For that reason, she supports the city’s decision to enforce harsher penalties for those who refuse to abide by the no fireworks rules.
Kristina Spillane and her 9-year-old son Wyatt live in the city limits of North Myrtle Beach.
She said the tougher penalties are needed because some people clearly aren’t listening when it comes to fireworks.
“We hear them a lot,” Spillane said. “At least three times a week and it keeps us up at night, especially on school nights.”
Kristina and Wyatt are feeling a bit more comfortable about the noises possibly coming to an end, because of the city enforcing new penalties.
“Much better,” she said.
The discharging of fireworks is illegal within the city limits of North Myrtle Beach, but that hasn’t stopped people from setting them off.

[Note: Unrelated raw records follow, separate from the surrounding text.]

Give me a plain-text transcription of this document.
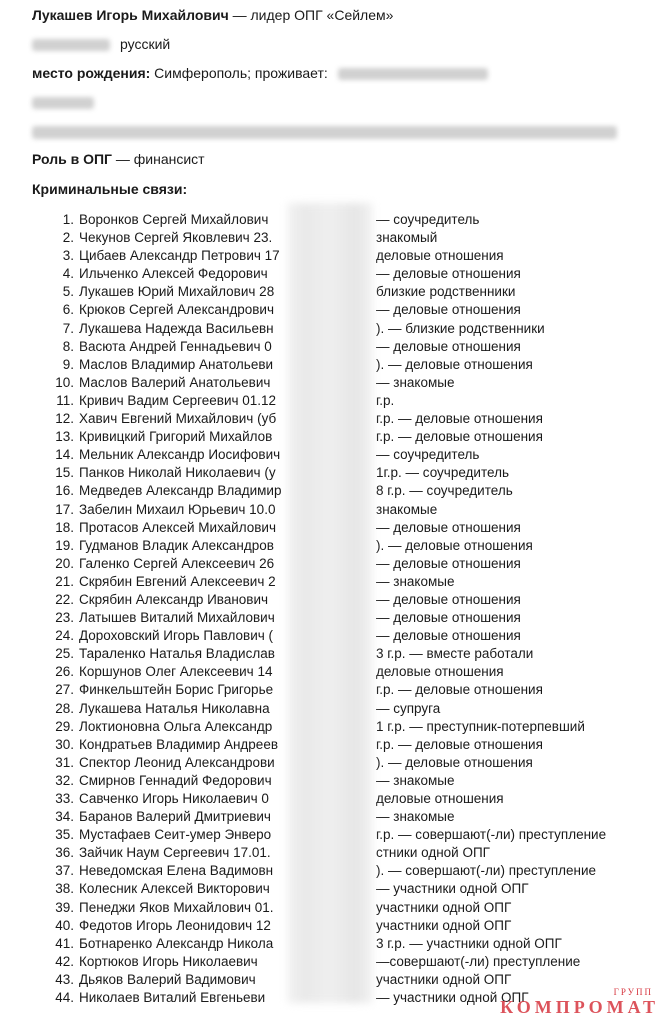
Лукашев Игорь Михайлович — лидер ОПГ «Сейлем»
русский
место рождения: Симферополь; проживает:
Роль в ОПГ — финансист
Криминальные связи:
1. Воронков Сергей Михайлович	— соучредитель
2. Чекунов Сергей Яковлевич 23.	знакомый
3. Цибаев Александр Петрович 17	деловые отношения
4. Ильченко Алексей Федорович	— деловые отношения
5. Лукашев Юрий Михайлович 28	близкие родственники
6. Крюков Сергей Александрович	— деловые отношения
7. Лукашева Надежда Васильевн	). — близкие родственники
8. Васюта Андрей Геннадьевич 0	— деловые отношения
9. Маслов Владимир Анатольеви	). — деловые отношения
10. Маслов Валерий Анатольевич	— знакомые
11. Кривич Вадим Сергеевич 01.12	г.р.
12. Хавич Евгений Михайлович (уб	г.р. — деловые отношения
13. Кривицкий Григорий Михайлов	г.р. — деловые отношения
14. Мельник Александр Иосифович	— соучредитель
15. Панков Николай Николаевич (у	1г.р. — соучредитель
16. Медведев Александр Владимир	8 г.р. — соучредитель
17. Забелин Михаил Юрьевич 10.0	знакомые
18. Протасов Алексей Михайлович	— деловые отношения
19. Гудманов Владик Александров	). — деловые отношения
20. Галенко Сергей Алексеевич 26	— деловые отношения
21. Скрябин Евгений Алексеевич 2	— знакомые
22. Скрябин Александр Иванович	— деловые отношения
23. Латышев Виталий Михайлович	— деловые отношения
24. Дороховский Игорь Павлович (	— деловые отношения
25. Тараленко Наталья Владислав	3 г.р. — вместе работали
26. Коршунов Олег Алексеевич 14	деловые отношения
27. Финкельштейн Борис Григорье	г.р. — деловые отношения
28. Лукашева Наталья Николавна	— супруга
29. Локтионовна Ольга Александр	1 г.р. — преступник-потерпевший
30. Кондратьев Владимир Андреев	г.р. — деловые отношения
31. Спектор Леонид Александрови	). — деловые отношения
32. Смирнов Геннадий Федорович	— знакомые
33. Савченко Игорь Николаевич 0	деловые отношения
34. Баранов Валерий Дмитриевич	— знакомые
35. Мустафаев Сеит-умер Энверо	г.р. — совершают(-ли) преступление
36. Зайчик Наум Сергеевич 17.01.	стники одной ОПГ
37. Неведомская Елена Вадимовн	). — совершают(-ли) преступление
38. Колесник Алексей Викторович	— участники одной ОПГ
39. Пенеджи Яков Михайлович 01.	участники одной ОПГ
40. Федотов Игорь Леонидович 12	участники одной ОПГ
41. Ботнаренко Александр Никола	3 г.р. — участники одной ОПГ
42. Кортюков Игорь Николаевич	—совершают(-ли) преступление
43. Дьяков Валерий Вадимович	участники одной ОПГ
44. Николаев Виталий Евгеньеви	— участники одной ОПГ	ГРУПП
КОМПРОМАТ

In an effort to prevent it, city leaders are now enforcing harsher penalties.
City spokesperson Pat Dowling said the first offense will result in a ticket costing up to $500.
The second offense will result in a custodial arrest, which means a trip straight to jail.
“People are mad,” said Dowling. “They can’t sleep, it’s in the middle of the night. It can start at four in the afternoon until early mornings. There’s really no reason for that because fireworks are illegal to set off in North Myrtle Beach and you can’t buy them in the city. There are some stores that look like they’re in North Myrtle Beach but they’re actually in the county jurisdiction and not the city’s jurisdiction. We have a lot of people here that work and they need their sleep.”
Dowling also said that over the last three years, they’ve seen a disturbing trend in noise complaints stemming from people discharging fireworks.
In 2018, the city received 330 complaints and slightly more in 2019.
In 2020, however, the city received double those amounts. A total of 1,041 complaints stemming from fireworks being set off.
As of April 7, they’ve had 71 complaints so far this year.
Dowling says some families contacted the city because fireworks keep not only their family members from sleeping, but the noise also disturbs and frightens their pets.
“That wakes up the owners and their families, then the owners and the families wake us up,” Dowling said.
He says the city tried to issue tickets as a last resort, but it’s not working.
Dowling said he hopes the second offense jail time will send a clear message: don’t discharge fireworks in the city.
“We have so many police personnel and they have to chase down other things [other] than noise complaints,” he said. “If you’re going to make us go chase you down for a noise complaint, we’re going to make sure you get rewarded with a ticket. If we have to go back and approach you for the same thing, we’re taking you to jail. That way we’ll know we’ll have some peace and quiet from you for the rest of the night.”
Kristina and Wyatt support the city’s new efforts and hope to receive more sleepful nights in the near future.
“It’s not fair to the residents who live here year-round,” she said. “It’s disturbing our peace.”